Item 1. | Security and Issuer |
This Schedule 13D relates to the common stock, par value $0.01 per share (“Common Stock”), of Imperial Petroleum Inc., a Marshall Islands corporation (the “Company”). The principal executive office of the Company is located at 331 Kifissias Avenue, Erithrea 14561, Athens, Greece. Information given in response to each item below shall be deemed incorporated by reference in all other items below.
Item 2. | Identity and Background |
(a)-(c), (f) This Schedule 13D is being filed pursuant to a Joint Filing Agreement (attached as Exhibit 1 and incorporated herein by reference) by and between Flawless Management Inc., a Republic of the Marshall Islands corporation (“Flawless”), and Harry N. Vafias in his personal capacity (sometimes collectively referred to as the “Reporting Persons”). The principal business of Flawless is investing in securities. The business address of each of the Reporting Persons is c/o Imperial Petroleum Inc., 331 Kifissias Avenue, Erithrea 14561, Athens, Greece. The sole officer and director of Flawless is Harry N. Vafias who is the Director, President, Secretary and Treasurer of Flawless. Harry N. Vafias is an individual of Greek citizenship who is the Chief Executive Officer, President and a director of the Company and the Chief Executive Officer, President, Chief Financial Officer and a director of StealthGas Inc.
(d) During the last five years, no Reporting Person has been convicted in a criminal proceeding (excluding traffic violations or similar misdemeanors).
(e) During the last five years, no Reporting Person was a party to a civil proceeding of a judicial or administrative body of competent jurisdiction and as a result of such proceeding was or is subject to a judgment, decree or final order enjoining future violations of, or prohibiting or mandating activities subject to, federal or state securities laws or finding any violation with respect to such laws.

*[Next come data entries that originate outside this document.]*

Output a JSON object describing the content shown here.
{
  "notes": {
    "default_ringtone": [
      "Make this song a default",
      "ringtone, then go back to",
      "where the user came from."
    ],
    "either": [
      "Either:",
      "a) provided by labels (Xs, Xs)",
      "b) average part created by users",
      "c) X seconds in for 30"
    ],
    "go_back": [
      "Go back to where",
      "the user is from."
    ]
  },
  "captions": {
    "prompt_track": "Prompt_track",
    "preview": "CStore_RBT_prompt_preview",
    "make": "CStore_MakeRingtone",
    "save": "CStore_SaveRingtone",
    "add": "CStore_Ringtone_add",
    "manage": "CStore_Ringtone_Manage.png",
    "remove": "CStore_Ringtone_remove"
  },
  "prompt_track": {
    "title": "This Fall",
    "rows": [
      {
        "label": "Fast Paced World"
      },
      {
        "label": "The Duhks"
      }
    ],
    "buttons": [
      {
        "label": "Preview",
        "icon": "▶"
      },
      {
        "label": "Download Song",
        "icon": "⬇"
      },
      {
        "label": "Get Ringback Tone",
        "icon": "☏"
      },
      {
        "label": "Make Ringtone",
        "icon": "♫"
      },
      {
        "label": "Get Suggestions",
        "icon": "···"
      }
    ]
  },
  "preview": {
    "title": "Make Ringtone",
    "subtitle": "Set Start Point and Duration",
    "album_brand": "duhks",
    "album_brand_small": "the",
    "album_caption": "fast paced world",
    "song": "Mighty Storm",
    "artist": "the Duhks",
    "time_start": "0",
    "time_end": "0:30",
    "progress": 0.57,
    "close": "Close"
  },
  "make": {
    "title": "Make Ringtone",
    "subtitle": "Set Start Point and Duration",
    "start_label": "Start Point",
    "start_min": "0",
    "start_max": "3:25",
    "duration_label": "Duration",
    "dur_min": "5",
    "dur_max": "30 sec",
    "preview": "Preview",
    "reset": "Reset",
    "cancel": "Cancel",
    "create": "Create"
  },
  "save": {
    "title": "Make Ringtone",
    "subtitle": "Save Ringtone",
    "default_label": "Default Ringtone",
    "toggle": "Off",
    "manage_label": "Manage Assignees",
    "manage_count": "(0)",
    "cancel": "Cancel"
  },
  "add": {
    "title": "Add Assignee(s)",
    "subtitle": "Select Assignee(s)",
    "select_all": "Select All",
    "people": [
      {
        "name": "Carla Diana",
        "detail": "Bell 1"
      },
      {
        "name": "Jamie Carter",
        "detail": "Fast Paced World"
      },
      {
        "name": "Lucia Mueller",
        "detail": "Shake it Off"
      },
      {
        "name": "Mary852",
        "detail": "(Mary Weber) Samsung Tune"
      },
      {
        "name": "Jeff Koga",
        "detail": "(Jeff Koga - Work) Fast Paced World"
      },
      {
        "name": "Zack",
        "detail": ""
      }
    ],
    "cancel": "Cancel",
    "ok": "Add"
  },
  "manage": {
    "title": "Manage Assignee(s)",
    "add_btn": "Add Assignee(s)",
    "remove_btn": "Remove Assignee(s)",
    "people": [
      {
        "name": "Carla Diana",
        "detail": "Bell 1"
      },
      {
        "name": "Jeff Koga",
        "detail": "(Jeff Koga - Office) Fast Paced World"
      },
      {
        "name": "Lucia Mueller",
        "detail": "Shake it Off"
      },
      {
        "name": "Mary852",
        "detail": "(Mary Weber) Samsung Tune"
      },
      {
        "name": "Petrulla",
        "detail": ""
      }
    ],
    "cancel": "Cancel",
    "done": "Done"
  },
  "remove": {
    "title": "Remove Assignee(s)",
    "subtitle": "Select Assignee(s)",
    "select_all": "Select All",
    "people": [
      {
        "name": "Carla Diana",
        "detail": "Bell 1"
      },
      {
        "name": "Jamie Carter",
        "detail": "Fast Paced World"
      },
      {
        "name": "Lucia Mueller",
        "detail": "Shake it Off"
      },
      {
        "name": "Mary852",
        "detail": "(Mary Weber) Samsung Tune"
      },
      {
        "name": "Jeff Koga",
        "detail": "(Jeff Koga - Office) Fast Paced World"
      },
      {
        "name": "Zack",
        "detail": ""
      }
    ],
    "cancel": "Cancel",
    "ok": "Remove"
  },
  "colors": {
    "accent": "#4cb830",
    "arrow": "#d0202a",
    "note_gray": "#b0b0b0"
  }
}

Item 3. | Source and Amount of Funds or Other Consideration |
On December 3, 2021, StealthGas Inc. effected a spin-off distribution (the “Spin-Off Distribution”) of all of the outstanding shares of the Common Stock and 8.75% Series A Cumulative Redeemable Perpetual Preferred Stock, par value $0.01 per share, liquidation preference $25.00 per share (“Series A Preferred Stock”), of the Company, which was formed to act as the holding company for four tanker vessels. Holders of StealthGas Inc. common stock as of the close of business on November 23, 2021, including the Reporting Persons, received one share of the Company’s Common Stock and one share of the Company’s Series A Preferred Stock for every eight shares and forty-eight shares, respectively, of StealthGas Inc. common stock owned at the close of business on November 23, 2021. Fractional shares of Common Stock and fractional shares of Series A Preferred Stock were not be distributed. Instead, the distribution agent for the Spin-Off Distribution will aggregate fractional shares of Common Stock and fractional Series A Preferred Shares, respectively, into whole shares, sell such whole shares in the open market at prevailing rates promptly after the Company’s Common Stock and Series A Preferred Stock, respectively, commence trading on the Nasdaq Capital Market, and distribute the net cash proceeds from the sales pro rata to each holder who would otherwise have been entitled to receive fractional shares of Common Stock or fractional shares of Series A Preferred Stock, as applicable, in the Spin-Off Distribution.